Avete mai sentito parlare delle learning towers, o torrette montessoriane? Sono uno strumento legato alla didattica montessoriana: delle piccole torrette (towers, appunto) che permettano ai più piccoli di raggiungere il piano della cucina o di altre stanze, osservando da vicino cosa si sta facendo e, di conseguenza, imparando. Ne ho viste parecchie negli ultimi tempi e ho pensato che per Lorenzo, curioso come è, sarebbe potuta essere un’ottima idea.

Mi son messa a cercare… marche e modelli ce ne son tantissimi, tutti diversi, con in comune una cosa sola: il prezzo! Capisco benissimo che la struttura debba essere fatta di materiali ottimi e che debba rispettare molte norme di sicurezza, ma d’altro canto, lo sappiamo bene: se non è un colpo di fulmine immediato, si rischia di aver speso tanti soldi per un oggetto che nostro figlio non userà mai.

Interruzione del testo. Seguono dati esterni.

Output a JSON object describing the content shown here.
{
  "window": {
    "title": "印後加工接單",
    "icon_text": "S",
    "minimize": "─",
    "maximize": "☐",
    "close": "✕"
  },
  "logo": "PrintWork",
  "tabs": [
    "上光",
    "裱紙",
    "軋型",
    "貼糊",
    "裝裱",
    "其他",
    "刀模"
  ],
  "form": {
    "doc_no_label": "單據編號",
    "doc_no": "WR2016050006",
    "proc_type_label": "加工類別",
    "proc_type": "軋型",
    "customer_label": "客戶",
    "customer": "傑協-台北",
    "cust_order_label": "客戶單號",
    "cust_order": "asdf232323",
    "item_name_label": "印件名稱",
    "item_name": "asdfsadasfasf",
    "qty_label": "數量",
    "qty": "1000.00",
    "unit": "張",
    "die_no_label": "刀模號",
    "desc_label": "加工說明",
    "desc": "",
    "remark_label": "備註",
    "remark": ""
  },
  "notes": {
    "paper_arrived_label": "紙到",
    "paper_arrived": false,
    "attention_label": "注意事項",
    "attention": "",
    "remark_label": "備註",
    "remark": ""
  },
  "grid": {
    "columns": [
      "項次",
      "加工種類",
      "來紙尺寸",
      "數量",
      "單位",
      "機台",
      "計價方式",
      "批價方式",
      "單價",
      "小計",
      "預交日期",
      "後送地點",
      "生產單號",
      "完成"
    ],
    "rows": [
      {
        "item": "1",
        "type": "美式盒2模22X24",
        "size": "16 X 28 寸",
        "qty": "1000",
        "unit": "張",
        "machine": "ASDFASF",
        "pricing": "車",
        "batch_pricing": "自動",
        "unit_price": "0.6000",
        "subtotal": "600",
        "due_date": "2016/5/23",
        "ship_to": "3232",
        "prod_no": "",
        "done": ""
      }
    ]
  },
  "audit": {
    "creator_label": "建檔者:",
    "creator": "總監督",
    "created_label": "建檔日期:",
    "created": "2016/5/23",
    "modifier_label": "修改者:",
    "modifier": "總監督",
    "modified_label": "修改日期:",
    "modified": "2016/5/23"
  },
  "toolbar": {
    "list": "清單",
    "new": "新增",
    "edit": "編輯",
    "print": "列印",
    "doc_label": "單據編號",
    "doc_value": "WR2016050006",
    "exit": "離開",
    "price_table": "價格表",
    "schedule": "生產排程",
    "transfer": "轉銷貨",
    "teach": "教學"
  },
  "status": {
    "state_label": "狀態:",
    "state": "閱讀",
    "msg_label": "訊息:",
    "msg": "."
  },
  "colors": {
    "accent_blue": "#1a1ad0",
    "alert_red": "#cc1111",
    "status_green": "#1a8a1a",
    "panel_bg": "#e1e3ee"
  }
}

Tenendo conto di queste due spinte – sicurezza da un lato, facilità magari di riutilizzo, dall’altro –  ho cominciato a guardare i vari tutorial per realizzare da me una learning tower, ma tutto quel tagliare e trapanare partendo da zero mi spaventava forse più della spesa di una torretta già pronta.

Stavo per cedere… quando mia sorella si è imbattuta in questo tutorial.
Ne avevo visti altri che mixavano componenti IKEA ad altri fatti da zero: questo è l’unico tutorial che abbiamo trovato che non utilizza niente di extra! Sembrava la risposta a tutte le mie necessità: da un lato, gli oggetti venduti dall’IKEA sono testati in mille modi e sono piuttosto sicuri – anche perché l’uso che ne ho fatto, come vedrete, non ne ha stravolto la natura… si tratta più di una fusione! – e dall’altro, sono innegabilmente meno costosi delle alternative in commercio.

Ho quindi pensato di mettere online qualche foto, anche se – lo sapete! – non sono una grande bricoleuse… però l’idea può tornare utile ad altre!
Il tutorial era già molto completo, vi lascio con le mie foto del work in progress con le istruzioni, sperando che possano fare comodo anche a voi!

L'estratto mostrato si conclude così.